Cette usure prématurée se fait sentir dès le premier passage au contrôle technique (à partir de quatre ans) puisque le taux refus atteint 12,49 % contre 4,8 % pour les véhicules particuliers. Entre 4 et 7 ans, cet écart diminue, mais reste élevé : 7,78 % de contre-visite pour les VP, 15,77 % pour les VU. Plus le parc vieillit et plus les différences s’amenuisent (1,37 % en faveur des VP à partir de 10 ans).

Un contrôle complémentaire insuffisant

L’OTC (Organisme Technique Central) qui regroupe toutes les données du contrôle technique ne différencie pas les VP des VU dans les statistiques de contre-visite.
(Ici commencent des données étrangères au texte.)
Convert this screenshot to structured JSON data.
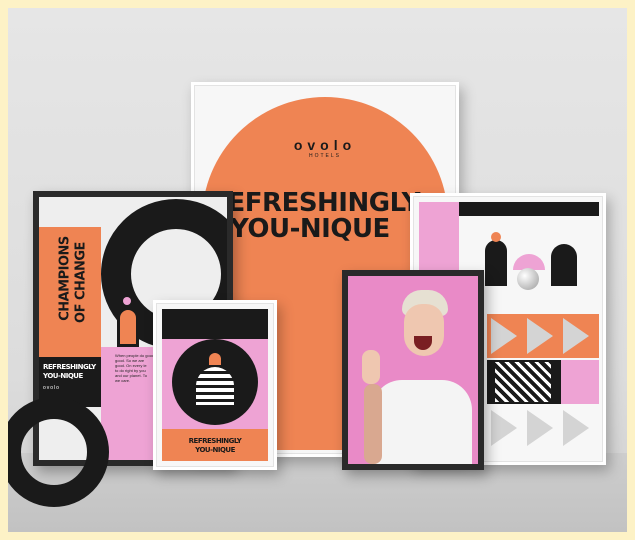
{
  "brand": {
    "name": "ovolo",
    "subname": "HOTELS"
  },
  "big_poster": {
    "line1": "REFRESHINGLY",
    "line2": "YOU-NIQUE"
  },
  "left_poster": {
    "vertical_title_1": "CHAMPIONS",
    "vertical_title_2": "OF CHANGE",
    "tagline_1": "REFRESHINGLY",
    "tagline_2": "YOU-NIQUE",
    "logo": "ovolo",
    "body_lines": [
      "When people do good",
      "good. So we are",
      "good. On every le",
      "to do right by you",
      "and our planet. To",
      "we care."
    ]
  },
  "small_poster": {
    "line1": "REFRESHINGLY",
    "line2": "YOU-NIQUE"
  },
  "colors": {
    "orange": "#ef8453",
    "pink": "#eea3d4",
    "black": "#1a1a1a",
    "grey": "#d9d9d9"
  }
}
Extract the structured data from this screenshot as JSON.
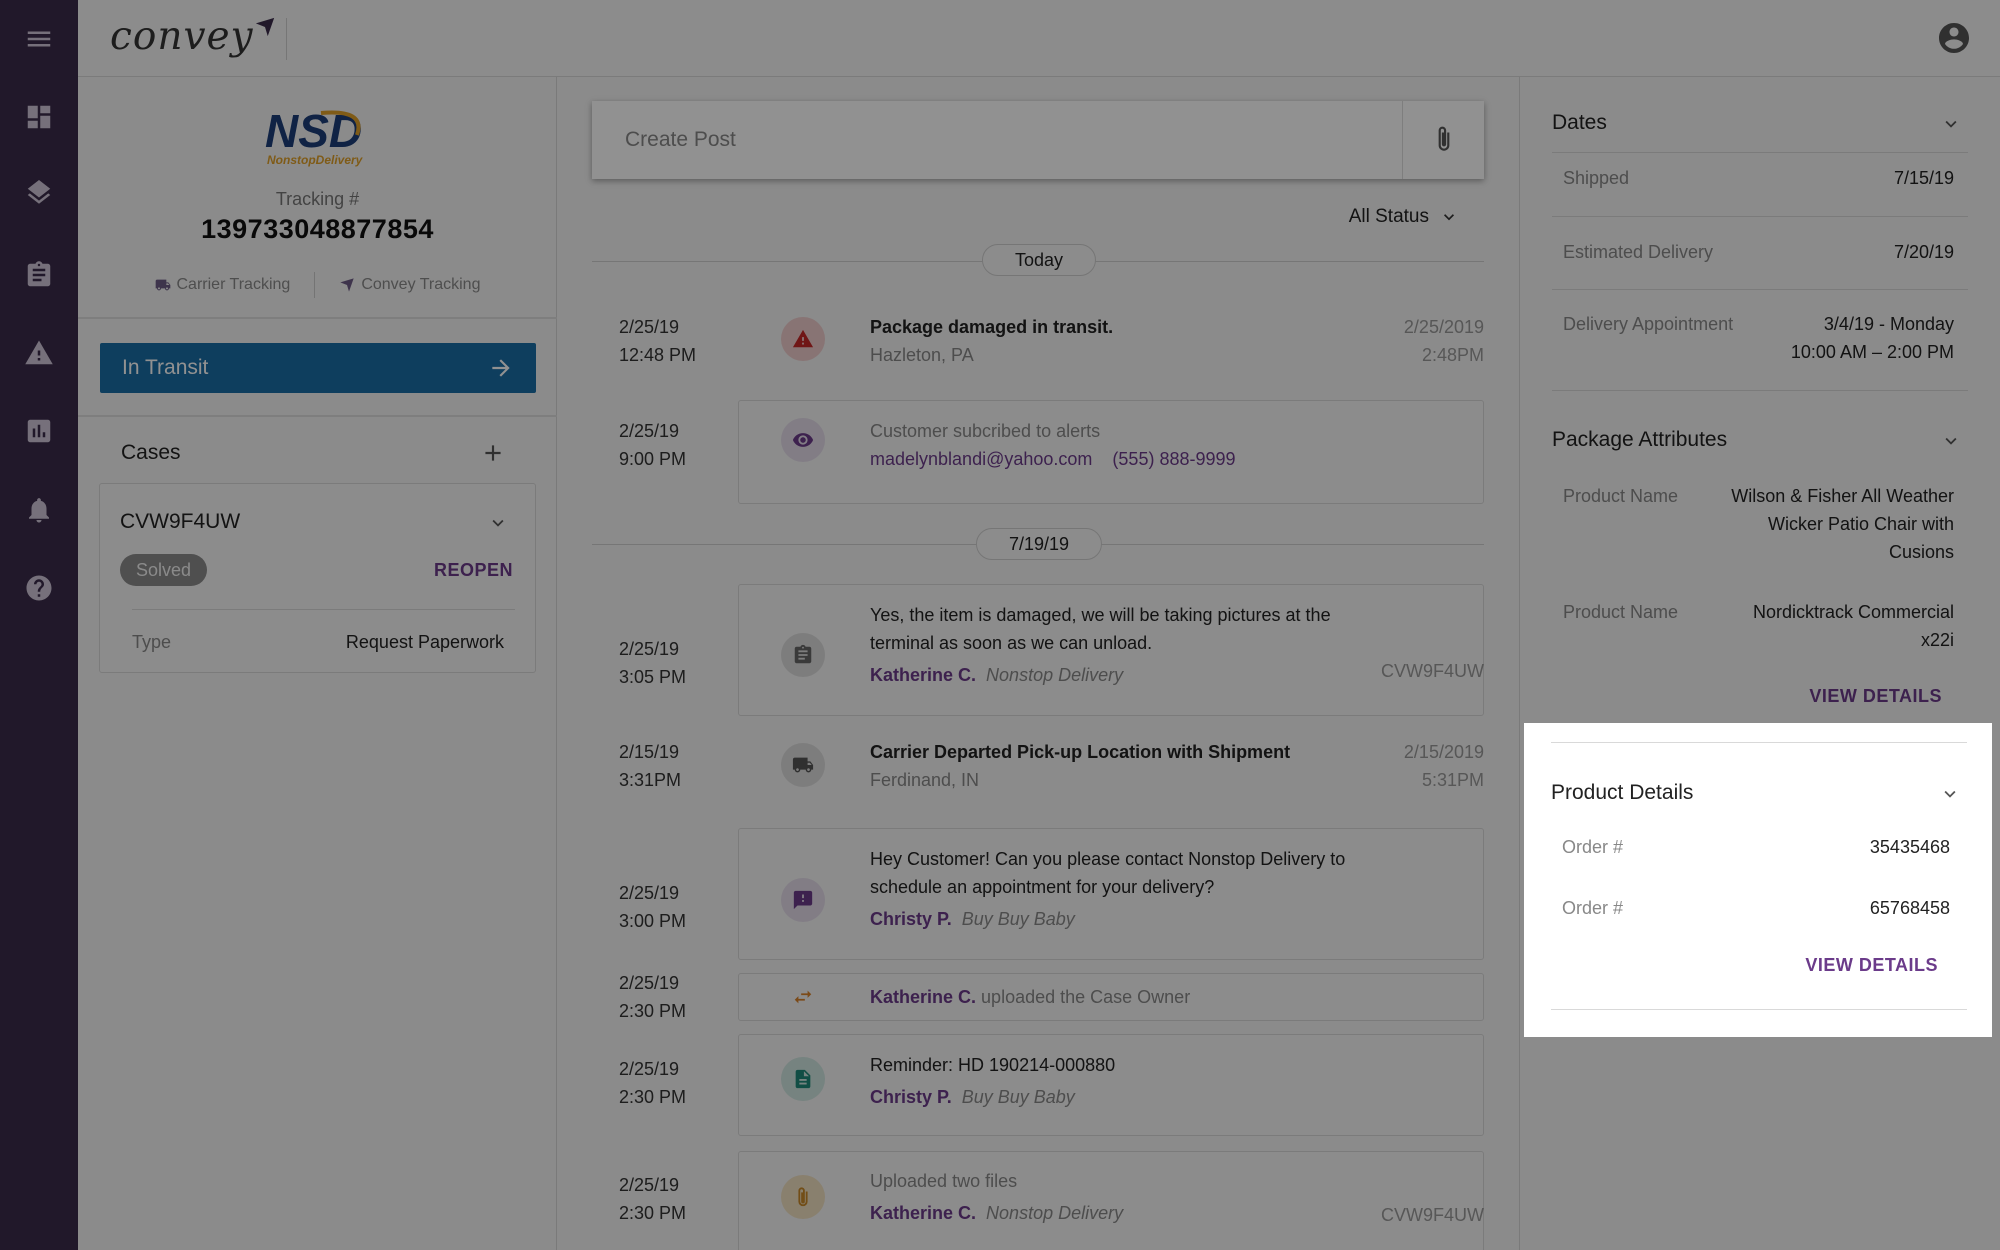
{
  "app": {
    "logo_text": "convey"
  },
  "rail": {
    "items": [
      "menu-icon",
      "dashboard-icon",
      "layers-icon",
      "clipboard-icon",
      "warning-icon",
      "chart-icon",
      "bell-icon",
      "help-icon"
    ]
  },
  "shipment": {
    "carrier_logo_text": "NSD",
    "carrier_logo_sub": "NonstopDelivery",
    "tracking_label": "Tracking #",
    "tracking_number": "139733048877854",
    "carrier_tracking": "Carrier Tracking",
    "convey_tracking": "Convey Tracking",
    "status": "In Transit"
  },
  "cases": {
    "title": "Cases",
    "case_id": "CVW9F4UW",
    "badge": "Solved",
    "reopen": "REOPEN",
    "type_label": "Type",
    "type_value": "Request Paperwork"
  },
  "feed": {
    "post_placeholder": "Create Post",
    "filter": "All Status",
    "date_today": "Today",
    "date_2": "7/19/19",
    "items": [
      {
        "date": "2/25/19",
        "time": "12:48 PM",
        "title": "Package damaged in transit.",
        "location": "Hazleton, PA",
        "right_date": "2/25/2019",
        "right_time": "2:48PM",
        "icon": "alert-icon"
      },
      {
        "date": "2/25/19",
        "time": "9:00 PM",
        "title": "Customer subcribed to alerts",
        "email": "madelynblandi@yahoo.com",
        "phone": "(555) 888-9999",
        "icon": "eye-icon"
      },
      {
        "date": "2/25/19",
        "time": "3:05 PM",
        "line1": "Yes, the item is damaged, we will be taking pictures at the",
        "line2": "terminal as soon as we can unload.",
        "author": "Katherine C.",
        "org": "Nonstop Delivery",
        "ref": "CVW9F4UW",
        "icon": "clipboard-icon"
      },
      {
        "date": "2/15/19",
        "time": "3:31PM",
        "title": "Carrier Departed Pick-up Location with Shipment",
        "location": "Ferdinand, IN",
        "right_date": "2/15/2019",
        "right_time": "5:31PM",
        "icon": "truck-icon"
      },
      {
        "date": "2/25/19",
        "time": "3:00 PM",
        "line1": "Hey Customer! Can you please contact Nonstop Delivery to",
        "line2": "schedule an appointment for your delivery?",
        "author": "Christy P.",
        "org": "Buy Buy Baby",
        "icon": "message-alert-icon"
      },
      {
        "date": "2/25/19",
        "time": "2:30 PM",
        "author": "Katherine C.",
        "action": "uploaded the Case Owner",
        "icon": "swap-icon"
      },
      {
        "date": "2/25/19",
        "time": "2:30 PM",
        "title": "Reminder: HD 190214-000880",
        "author": "Christy P.",
        "org": "Buy Buy Baby",
        "icon": "document-icon"
      },
      {
        "date": "2/25/19",
        "time": "2:30 PM",
        "title": "Uploaded two files",
        "author": "Katherine C.",
        "org": "Nonstop Delivery",
        "ref": "CVW9F4UW",
        "icon": "paperclip-icon"
      }
    ]
  },
  "dates": {
    "title": "Dates",
    "shipped_label": "Shipped",
    "shipped_value": "7/15/19",
    "est_label": "Estimated Delivery",
    "est_value": "7/20/19",
    "appt_label": "Delivery Appointment",
    "appt_value_1": "3/4/19 - Monday",
    "appt_value_2": "10:00 AM – 2:00 PM"
  },
  "package_attributes": {
    "title": "Package Attributes",
    "p1_label": "Product Name",
    "p1_lines": [
      "Wilson & Fisher All Weather",
      "Wicker Patio Chair with",
      "Cusions"
    ],
    "p2_label": "Product Name",
    "p2_lines": [
      "Nordicktrack Commercial",
      "x22i"
    ],
    "view_details": "VIEW DETAILS"
  },
  "product_details": {
    "title": "Product Details",
    "o1_label": "Order #",
    "o1_value": "35435468",
    "o2_label": "Order #",
    "o2_value": "65768458",
    "view_details": "VIEW DETAILS"
  },
  "colors": {
    "rail": "#3a2b4a",
    "primary_blue": "#1a6da6",
    "accent_purple": "#6b3b8a",
    "alert_red": "#c62828",
    "truck_gray": "#555555",
    "swap_orange": "#d9822b",
    "doc_teal": "#1f8a7a",
    "clip_orange": "#c98a2a"
  }
}
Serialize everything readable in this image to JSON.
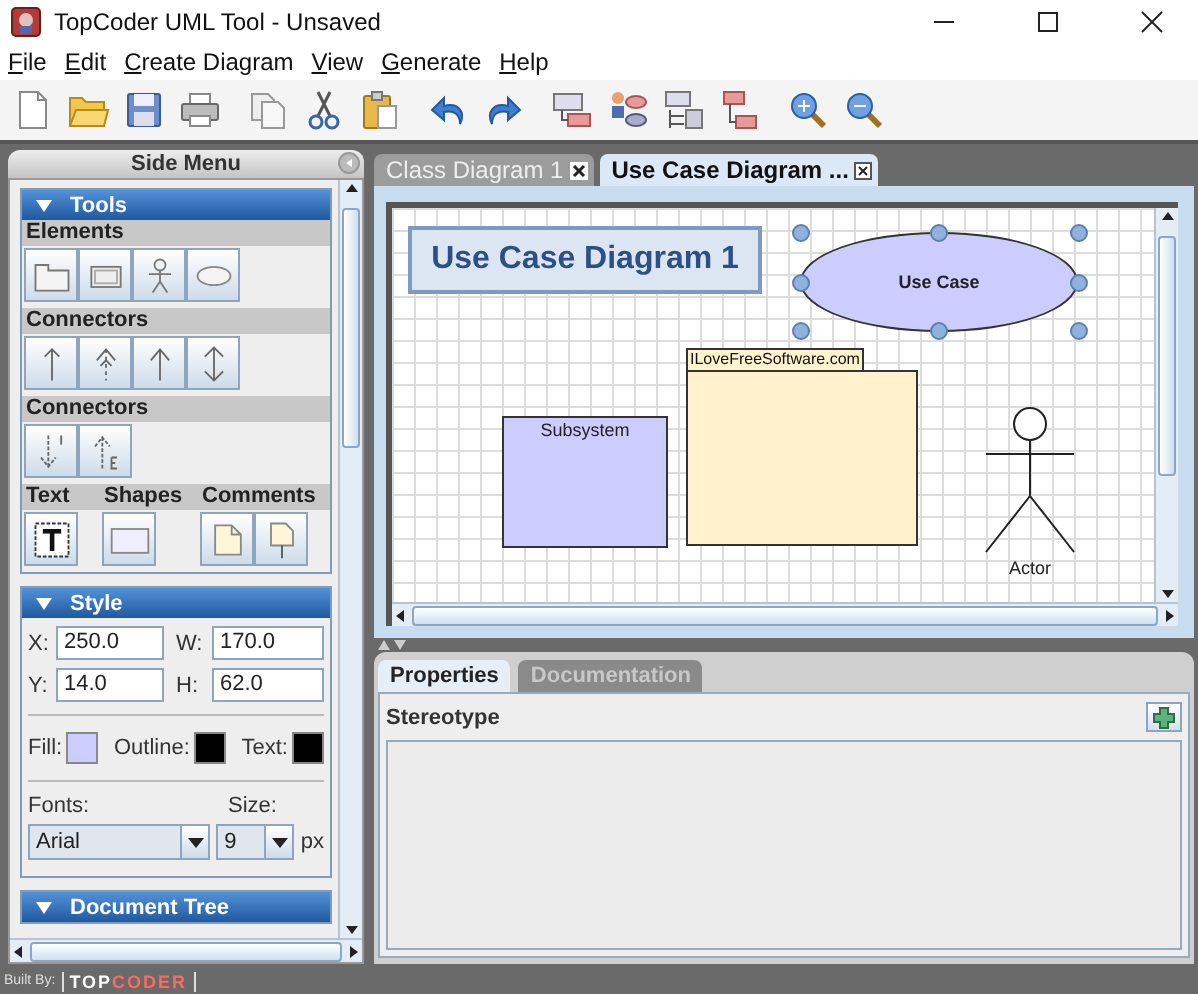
{
  "window": {
    "title": "TopCoder UML Tool - Unsaved"
  },
  "menu": [
    {
      "label": "File"
    },
    {
      "label": "Edit"
    },
    {
      "label": "Create Diagram"
    },
    {
      "label": "View"
    },
    {
      "label": "Generate"
    },
    {
      "label": "Help"
    }
  ],
  "side_menu": {
    "title": "Side Menu",
    "sections": [
      {
        "kind": "tools",
        "title": "Tools",
        "groups": [
          {
            "label": "Elements"
          },
          {
            "label": "Connectors"
          },
          {
            "label": "Connectors"
          }
        ],
        "bottom_groups": [
          {
            "label": "Text"
          },
          {
            "label": "Shapes"
          },
          {
            "label": "Comments"
          }
        ]
      },
      {
        "kind": "style",
        "title": "Style",
        "fields": [
          {
            "label": "X:",
            "value": "250.0"
          },
          {
            "label": "W:",
            "value": "170.0"
          },
          {
            "label": "Y:",
            "value": "14.0"
          },
          {
            "label": "H:",
            "value": "62.0"
          }
        ],
        "swatches": [
          {
            "label": "Fill:",
            "color": "#ccccff"
          },
          {
            "label": "Outline:",
            "color": "#000000"
          },
          {
            "label": "Text:",
            "color": "#000000"
          }
        ],
        "font_label": "Fonts:",
        "font": "Arial",
        "size_label": "Size:",
        "size": "9",
        "unit": "px"
      },
      {
        "kind": "tree",
        "title": "Document Tree"
      }
    ]
  },
  "tabs": [
    {
      "label": "Class Diagram 1",
      "selected": false
    },
    {
      "label": "Use Case Diagram ...",
      "selected": true
    }
  ],
  "diagram": {
    "title": "Use Case Diagram 1",
    "elements": [
      {
        "kind": "use_case",
        "label": "Use Case",
        "selected": true
      },
      {
        "kind": "package",
        "label": "ILoveFreeSoftware.com",
        "selected": false
      },
      {
        "kind": "subsystem",
        "label": "Subsystem",
        "selected": false
      },
      {
        "kind": "actor",
        "label": "Actor",
        "selected": false
      }
    ]
  },
  "properties": {
    "tabs": [
      {
        "label": "Properties",
        "selected": true
      },
      {
        "label": "Documentation",
        "selected": false
      }
    ],
    "label": "Stereotype"
  },
  "footer": {
    "label": "Built By:",
    "logo_start": "TOP",
    "logo_end": "CODER"
  }
}
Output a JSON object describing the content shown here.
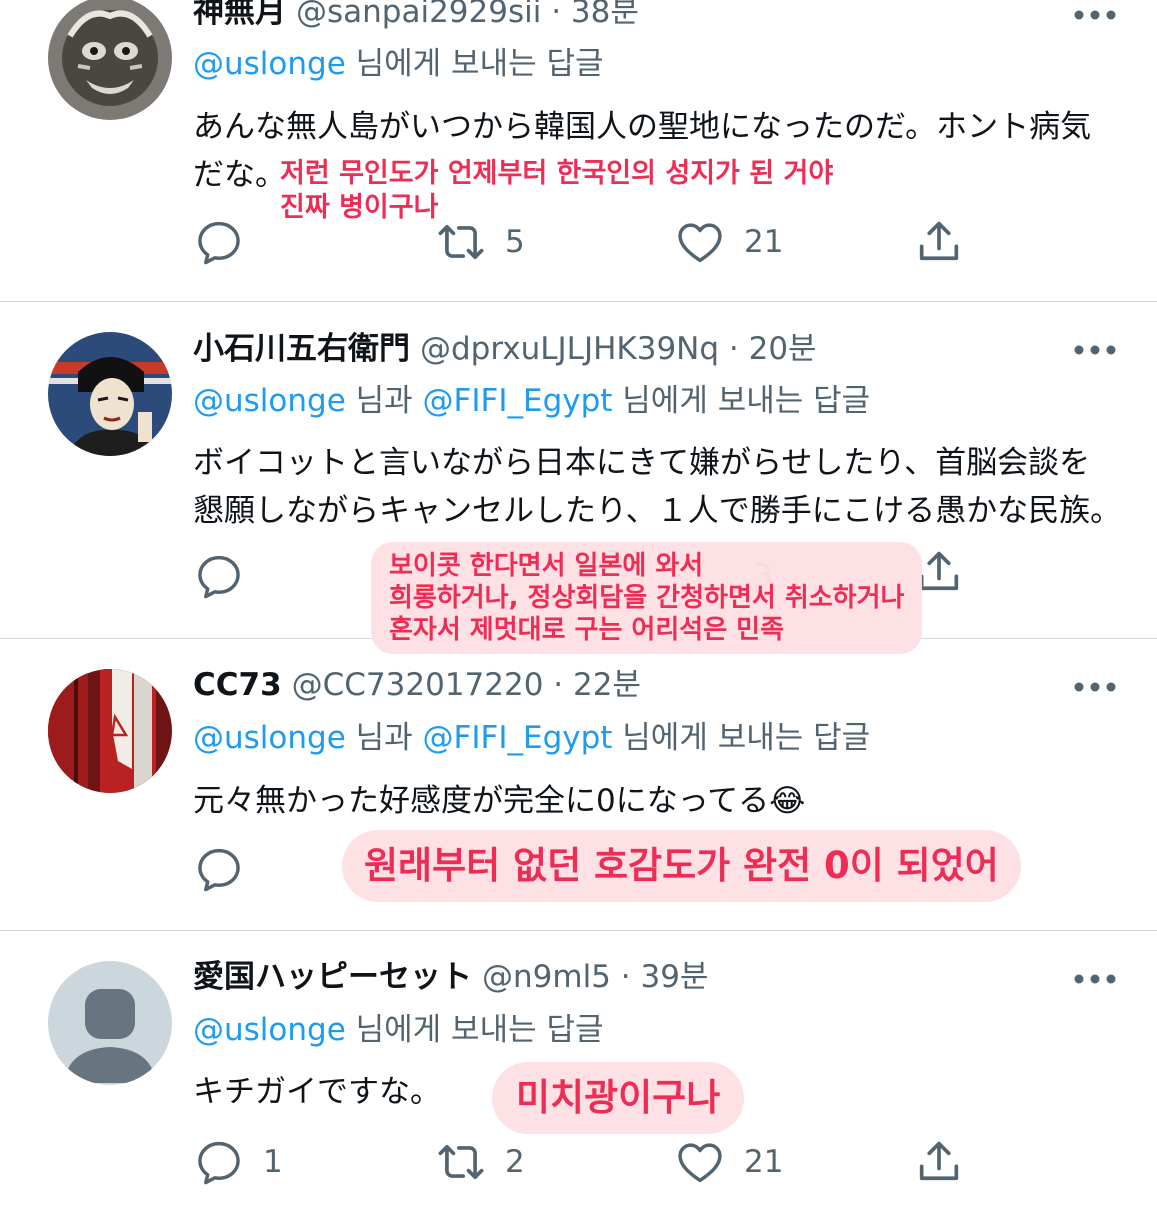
{
  "tweets": [
    {
      "name": "神無月",
      "meta": "@sanpai2929sii · 38분",
      "reply_to": {
        "mentions": [
          "@uslonge"
        ],
        "connector": "",
        "suffix": " 님에게 보내는 답글"
      },
      "text_line1": "あんな無人島がいつから韓国人の聖地になったのだ。ホント病気",
      "text_line2": "だな。",
      "translation": [
        "저런 무인도가 언제부터 한국인의 성지가 된 거야",
        "진짜 병이구나"
      ],
      "actions": {
        "reply": "",
        "retweet": "5",
        "like": "21"
      }
    },
    {
      "name": "小石川五右衛門",
      "meta": "@dprxuLJLJHK39Nq · 20분",
      "reply_to": {
        "mentions": [
          "@uslonge",
          "@FIFI_Egypt"
        ],
        "connector": " 님과 ",
        "suffix": " 님에게 보내는 답글"
      },
      "text_line1": "ボイコットと言いながら日本にきて嫌がらせしたり、首脳会談を",
      "text_line2": "懇願しながらキャンセルしたり、１人で勝手にこける愚かな民族。",
      "translation": [
        "보이콧 한다면서 일본에 와서",
        "희롱하거나, 정상회담을 간청하면서 취소하거나",
        "혼자서 제멋대로 구는 어리석은 민족"
      ],
      "actions": {
        "like_partial": "3"
      }
    },
    {
      "name": "CC73",
      "meta": "@CC732017220 · 22분",
      "reply_to": {
        "mentions": [
          "@uslonge",
          "@FIFI_Egypt"
        ],
        "connector": " 님과 ",
        "suffix": " 님에게 보내는 답글"
      },
      "text_line1": "元々無かった好感度が完全に0になってる",
      "emoji": "😂",
      "translation": [
        "원래부터 없던 호감도가 완전 0이 되었어"
      ],
      "actions": {}
    },
    {
      "name": "愛国ハッピーセット",
      "meta": "@n9ml5 · 39분",
      "reply_to": {
        "mentions": [
          "@uslonge"
        ],
        "connector": "",
        "suffix": " 님에게 보내는 답글"
      },
      "text_line1": "キチガイですな。",
      "translation": [
        "미치광이구나"
      ],
      "actions": {
        "reply": "1",
        "retweet": "2",
        "like": "21"
      }
    }
  ],
  "colors": {
    "accent": "#1d9bf0",
    "secondary_text": "#536471",
    "annotation": "#ee2d55",
    "divider": "#cfd9de"
  },
  "icons": [
    "reply-icon",
    "retweet-icon",
    "like-icon",
    "share-icon",
    "more-icon"
  ]
}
Toutefois, nous rappelons que si le réglage de l’éclairage est le premier motif de refus (4,9 %), les pneumatiques (gravement endommagé, entaillé, voire avec la corde visible) arrivent juste derrière avec 3,2 %.

Certains professionnels du secteur pointent du doigt le contrôle complémentaire, comme le réseau Sécuritest. Ce passage obligatoire tous les ans a pour but de contrôler la pollution, uniquement. Des feux stop inopérants où des pneumatiques usés ne peuvent faire l’objet d’un refus, ni même d’une observation. Une évolution de la réglementation ne serait pas un mal.